3. The agent executes the search and returns structured data including titles, identifiers, file formats, and direct links to download resources.

## Frequently Asked Questions

**How do I use Internet Archive MCP if I don't know the exact name?**
You can start with a broad search using the main search tool. You just need to describe the topic, and the agent will help you refine it by date or media type.

**Does Internet Archive MCP handle modern websites?**
It uses the wayback_availability tool for this. If a site was online before, it checks its historical snapshots; otherwise, it won't find an archived version.
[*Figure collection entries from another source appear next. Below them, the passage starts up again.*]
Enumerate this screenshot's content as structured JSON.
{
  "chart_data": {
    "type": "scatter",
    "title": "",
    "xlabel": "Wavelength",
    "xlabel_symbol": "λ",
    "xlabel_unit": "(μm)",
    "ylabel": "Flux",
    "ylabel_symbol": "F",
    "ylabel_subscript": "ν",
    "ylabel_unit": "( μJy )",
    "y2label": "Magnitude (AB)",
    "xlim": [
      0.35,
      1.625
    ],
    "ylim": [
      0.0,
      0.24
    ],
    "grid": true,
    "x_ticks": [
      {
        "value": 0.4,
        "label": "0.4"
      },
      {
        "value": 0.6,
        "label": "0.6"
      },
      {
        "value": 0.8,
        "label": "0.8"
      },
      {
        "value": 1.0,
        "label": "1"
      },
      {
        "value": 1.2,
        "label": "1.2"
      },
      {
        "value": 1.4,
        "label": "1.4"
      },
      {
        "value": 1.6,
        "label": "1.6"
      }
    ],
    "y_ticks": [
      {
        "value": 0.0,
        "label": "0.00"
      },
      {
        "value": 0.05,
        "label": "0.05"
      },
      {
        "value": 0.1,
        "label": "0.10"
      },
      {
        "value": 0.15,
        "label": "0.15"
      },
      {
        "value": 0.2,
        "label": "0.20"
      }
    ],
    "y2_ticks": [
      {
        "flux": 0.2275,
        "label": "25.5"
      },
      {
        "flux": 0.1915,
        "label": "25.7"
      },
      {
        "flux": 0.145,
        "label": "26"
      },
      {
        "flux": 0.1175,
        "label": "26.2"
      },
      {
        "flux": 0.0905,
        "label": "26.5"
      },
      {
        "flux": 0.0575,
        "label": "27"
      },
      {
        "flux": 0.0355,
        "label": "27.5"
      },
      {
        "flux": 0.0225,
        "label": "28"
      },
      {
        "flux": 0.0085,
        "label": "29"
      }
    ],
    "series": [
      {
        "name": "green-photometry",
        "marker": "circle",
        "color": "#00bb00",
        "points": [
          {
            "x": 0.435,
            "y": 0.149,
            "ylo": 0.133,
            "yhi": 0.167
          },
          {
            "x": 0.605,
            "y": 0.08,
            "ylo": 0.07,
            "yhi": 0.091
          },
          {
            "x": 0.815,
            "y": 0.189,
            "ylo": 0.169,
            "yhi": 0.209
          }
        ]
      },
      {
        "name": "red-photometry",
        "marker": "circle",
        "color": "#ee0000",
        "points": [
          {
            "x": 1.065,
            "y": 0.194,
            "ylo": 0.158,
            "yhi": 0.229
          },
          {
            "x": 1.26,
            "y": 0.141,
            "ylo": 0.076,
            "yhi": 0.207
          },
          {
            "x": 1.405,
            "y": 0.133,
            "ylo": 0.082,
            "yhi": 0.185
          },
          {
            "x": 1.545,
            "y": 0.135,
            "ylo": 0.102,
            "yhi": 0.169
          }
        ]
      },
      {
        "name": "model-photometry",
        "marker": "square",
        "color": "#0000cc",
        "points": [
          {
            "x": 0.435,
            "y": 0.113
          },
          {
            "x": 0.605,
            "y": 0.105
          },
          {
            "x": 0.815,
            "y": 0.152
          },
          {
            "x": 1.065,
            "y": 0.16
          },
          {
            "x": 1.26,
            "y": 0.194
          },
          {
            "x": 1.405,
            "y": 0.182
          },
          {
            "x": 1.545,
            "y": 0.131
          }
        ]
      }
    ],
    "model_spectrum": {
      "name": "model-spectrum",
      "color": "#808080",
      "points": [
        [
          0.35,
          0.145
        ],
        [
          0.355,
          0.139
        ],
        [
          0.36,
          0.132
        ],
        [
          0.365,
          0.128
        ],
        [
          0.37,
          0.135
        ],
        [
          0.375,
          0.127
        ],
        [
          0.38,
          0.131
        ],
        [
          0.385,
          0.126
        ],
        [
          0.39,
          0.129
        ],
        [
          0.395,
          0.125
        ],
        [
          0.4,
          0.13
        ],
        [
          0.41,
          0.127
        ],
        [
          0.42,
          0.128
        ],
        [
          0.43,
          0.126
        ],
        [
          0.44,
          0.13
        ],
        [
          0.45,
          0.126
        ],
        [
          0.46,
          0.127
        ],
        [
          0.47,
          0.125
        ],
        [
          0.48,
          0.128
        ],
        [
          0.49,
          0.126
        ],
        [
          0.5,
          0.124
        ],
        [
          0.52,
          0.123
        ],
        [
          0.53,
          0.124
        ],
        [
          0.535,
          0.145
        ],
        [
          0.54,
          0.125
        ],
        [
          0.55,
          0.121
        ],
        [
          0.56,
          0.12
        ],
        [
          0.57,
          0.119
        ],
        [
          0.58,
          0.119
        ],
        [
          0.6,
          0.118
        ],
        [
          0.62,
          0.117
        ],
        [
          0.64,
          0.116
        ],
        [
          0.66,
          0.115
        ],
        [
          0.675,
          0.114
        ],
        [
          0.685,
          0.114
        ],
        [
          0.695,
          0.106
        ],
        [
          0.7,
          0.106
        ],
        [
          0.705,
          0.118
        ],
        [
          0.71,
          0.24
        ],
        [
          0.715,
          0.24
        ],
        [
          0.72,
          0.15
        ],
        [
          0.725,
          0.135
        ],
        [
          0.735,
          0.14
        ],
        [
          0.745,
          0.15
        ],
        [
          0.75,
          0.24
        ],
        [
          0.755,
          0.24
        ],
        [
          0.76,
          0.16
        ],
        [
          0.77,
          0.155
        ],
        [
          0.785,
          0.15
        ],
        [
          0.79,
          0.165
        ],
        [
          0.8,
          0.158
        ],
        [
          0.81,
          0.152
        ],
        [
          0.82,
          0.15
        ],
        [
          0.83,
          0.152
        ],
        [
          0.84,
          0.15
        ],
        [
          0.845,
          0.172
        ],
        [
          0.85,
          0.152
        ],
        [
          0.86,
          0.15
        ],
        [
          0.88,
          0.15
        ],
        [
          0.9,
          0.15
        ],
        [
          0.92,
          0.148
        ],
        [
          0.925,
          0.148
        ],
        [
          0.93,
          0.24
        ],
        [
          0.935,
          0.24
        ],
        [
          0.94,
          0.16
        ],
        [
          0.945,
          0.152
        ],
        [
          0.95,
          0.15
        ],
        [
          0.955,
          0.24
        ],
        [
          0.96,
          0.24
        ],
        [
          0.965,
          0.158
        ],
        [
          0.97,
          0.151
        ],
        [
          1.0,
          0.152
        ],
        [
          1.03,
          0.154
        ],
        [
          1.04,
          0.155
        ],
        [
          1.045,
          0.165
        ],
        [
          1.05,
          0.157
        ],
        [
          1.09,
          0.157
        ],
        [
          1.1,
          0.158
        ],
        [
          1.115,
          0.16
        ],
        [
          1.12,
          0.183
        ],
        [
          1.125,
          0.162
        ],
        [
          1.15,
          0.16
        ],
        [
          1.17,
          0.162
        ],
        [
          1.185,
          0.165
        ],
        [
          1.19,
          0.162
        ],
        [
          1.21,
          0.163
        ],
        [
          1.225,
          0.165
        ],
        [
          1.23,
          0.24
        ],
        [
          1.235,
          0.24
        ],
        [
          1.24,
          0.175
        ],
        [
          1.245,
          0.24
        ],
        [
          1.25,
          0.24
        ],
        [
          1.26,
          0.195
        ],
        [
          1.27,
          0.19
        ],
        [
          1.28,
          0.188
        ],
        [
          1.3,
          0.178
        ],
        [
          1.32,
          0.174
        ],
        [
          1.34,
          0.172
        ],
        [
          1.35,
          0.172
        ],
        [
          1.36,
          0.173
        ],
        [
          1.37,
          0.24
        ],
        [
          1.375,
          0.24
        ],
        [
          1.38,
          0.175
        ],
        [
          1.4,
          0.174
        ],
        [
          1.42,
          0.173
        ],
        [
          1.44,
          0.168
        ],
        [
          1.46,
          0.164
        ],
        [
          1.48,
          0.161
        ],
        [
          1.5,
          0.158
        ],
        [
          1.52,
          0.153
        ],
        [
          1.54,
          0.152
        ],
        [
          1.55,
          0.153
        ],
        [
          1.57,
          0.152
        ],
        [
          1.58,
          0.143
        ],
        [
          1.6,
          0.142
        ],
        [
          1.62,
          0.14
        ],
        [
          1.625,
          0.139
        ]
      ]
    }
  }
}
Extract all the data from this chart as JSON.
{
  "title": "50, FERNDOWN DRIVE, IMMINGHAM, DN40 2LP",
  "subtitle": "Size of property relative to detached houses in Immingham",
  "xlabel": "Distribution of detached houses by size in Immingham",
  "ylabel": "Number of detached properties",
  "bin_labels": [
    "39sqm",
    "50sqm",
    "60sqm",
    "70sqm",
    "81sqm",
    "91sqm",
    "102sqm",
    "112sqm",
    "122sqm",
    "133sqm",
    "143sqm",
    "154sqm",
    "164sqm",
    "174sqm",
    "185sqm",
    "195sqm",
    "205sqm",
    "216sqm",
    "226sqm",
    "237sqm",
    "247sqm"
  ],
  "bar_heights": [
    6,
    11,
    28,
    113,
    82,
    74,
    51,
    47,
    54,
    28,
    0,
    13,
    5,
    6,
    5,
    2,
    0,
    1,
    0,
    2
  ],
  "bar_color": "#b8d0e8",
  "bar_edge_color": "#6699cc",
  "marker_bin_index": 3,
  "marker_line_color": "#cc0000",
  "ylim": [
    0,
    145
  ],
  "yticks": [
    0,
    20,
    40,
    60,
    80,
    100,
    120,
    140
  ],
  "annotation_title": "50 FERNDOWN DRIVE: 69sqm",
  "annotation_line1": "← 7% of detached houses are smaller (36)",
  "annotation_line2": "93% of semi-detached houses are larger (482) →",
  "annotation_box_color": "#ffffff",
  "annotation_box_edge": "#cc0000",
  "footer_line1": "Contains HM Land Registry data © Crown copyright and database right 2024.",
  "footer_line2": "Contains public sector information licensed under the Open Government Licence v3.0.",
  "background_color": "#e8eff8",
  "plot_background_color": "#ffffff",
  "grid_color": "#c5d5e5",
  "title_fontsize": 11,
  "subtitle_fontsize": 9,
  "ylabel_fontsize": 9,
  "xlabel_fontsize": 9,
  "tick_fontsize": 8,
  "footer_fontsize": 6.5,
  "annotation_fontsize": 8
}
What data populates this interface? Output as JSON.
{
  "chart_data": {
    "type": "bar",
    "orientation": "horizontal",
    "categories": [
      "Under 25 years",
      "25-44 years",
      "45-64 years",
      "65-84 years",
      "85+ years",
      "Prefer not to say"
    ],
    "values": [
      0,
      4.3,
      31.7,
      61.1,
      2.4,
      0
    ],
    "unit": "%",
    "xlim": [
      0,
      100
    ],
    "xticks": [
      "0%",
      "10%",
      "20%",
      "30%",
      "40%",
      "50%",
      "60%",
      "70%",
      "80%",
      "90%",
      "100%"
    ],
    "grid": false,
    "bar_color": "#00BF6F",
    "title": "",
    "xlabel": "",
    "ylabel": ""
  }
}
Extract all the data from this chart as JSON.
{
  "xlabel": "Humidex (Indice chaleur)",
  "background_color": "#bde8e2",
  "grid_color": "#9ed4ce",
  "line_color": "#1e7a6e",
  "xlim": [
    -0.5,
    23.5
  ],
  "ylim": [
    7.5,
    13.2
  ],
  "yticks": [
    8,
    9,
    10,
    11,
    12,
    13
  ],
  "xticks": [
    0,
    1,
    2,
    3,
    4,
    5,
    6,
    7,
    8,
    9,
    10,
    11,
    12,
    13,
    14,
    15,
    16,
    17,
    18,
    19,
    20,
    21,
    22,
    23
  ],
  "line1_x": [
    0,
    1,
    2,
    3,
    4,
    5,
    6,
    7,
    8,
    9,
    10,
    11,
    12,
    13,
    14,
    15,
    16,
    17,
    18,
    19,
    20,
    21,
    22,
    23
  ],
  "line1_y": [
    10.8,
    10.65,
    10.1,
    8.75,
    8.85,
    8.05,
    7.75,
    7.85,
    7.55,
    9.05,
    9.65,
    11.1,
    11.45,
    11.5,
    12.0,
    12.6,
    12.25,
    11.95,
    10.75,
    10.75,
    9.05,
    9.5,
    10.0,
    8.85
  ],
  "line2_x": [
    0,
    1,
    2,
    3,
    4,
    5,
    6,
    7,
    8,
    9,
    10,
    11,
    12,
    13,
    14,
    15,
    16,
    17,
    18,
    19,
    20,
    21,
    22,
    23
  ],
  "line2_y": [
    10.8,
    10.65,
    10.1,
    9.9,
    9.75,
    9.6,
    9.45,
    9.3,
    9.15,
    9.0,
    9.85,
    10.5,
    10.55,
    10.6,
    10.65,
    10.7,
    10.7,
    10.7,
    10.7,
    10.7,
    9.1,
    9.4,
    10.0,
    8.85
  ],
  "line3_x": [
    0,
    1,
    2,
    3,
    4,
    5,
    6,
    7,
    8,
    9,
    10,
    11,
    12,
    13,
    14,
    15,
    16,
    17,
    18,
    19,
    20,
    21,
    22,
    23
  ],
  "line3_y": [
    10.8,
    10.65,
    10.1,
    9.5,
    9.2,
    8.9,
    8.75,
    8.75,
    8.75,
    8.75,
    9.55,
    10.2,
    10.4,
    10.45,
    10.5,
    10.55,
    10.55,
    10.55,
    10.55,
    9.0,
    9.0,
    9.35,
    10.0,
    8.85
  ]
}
**Can I search for films and books at the same time using Internet Archive MCP?**
Yes. You can use the main search tool to combine criteria, like searching for 'climate change' AND limiting it by mediatype:movies or mediatype:texts.

**What is the best way to check a file's availability?**
Use get_item_files. This tool gives you a precise list of all available formats (PDF, EPUB, etc.) and their corresponding download links for that specific item ID.

**Is Internet Archive MCP only for American content?**
No, it covers global content. You can use search_by_collection to browse international libraries or use the main search tool with country-specific keywords.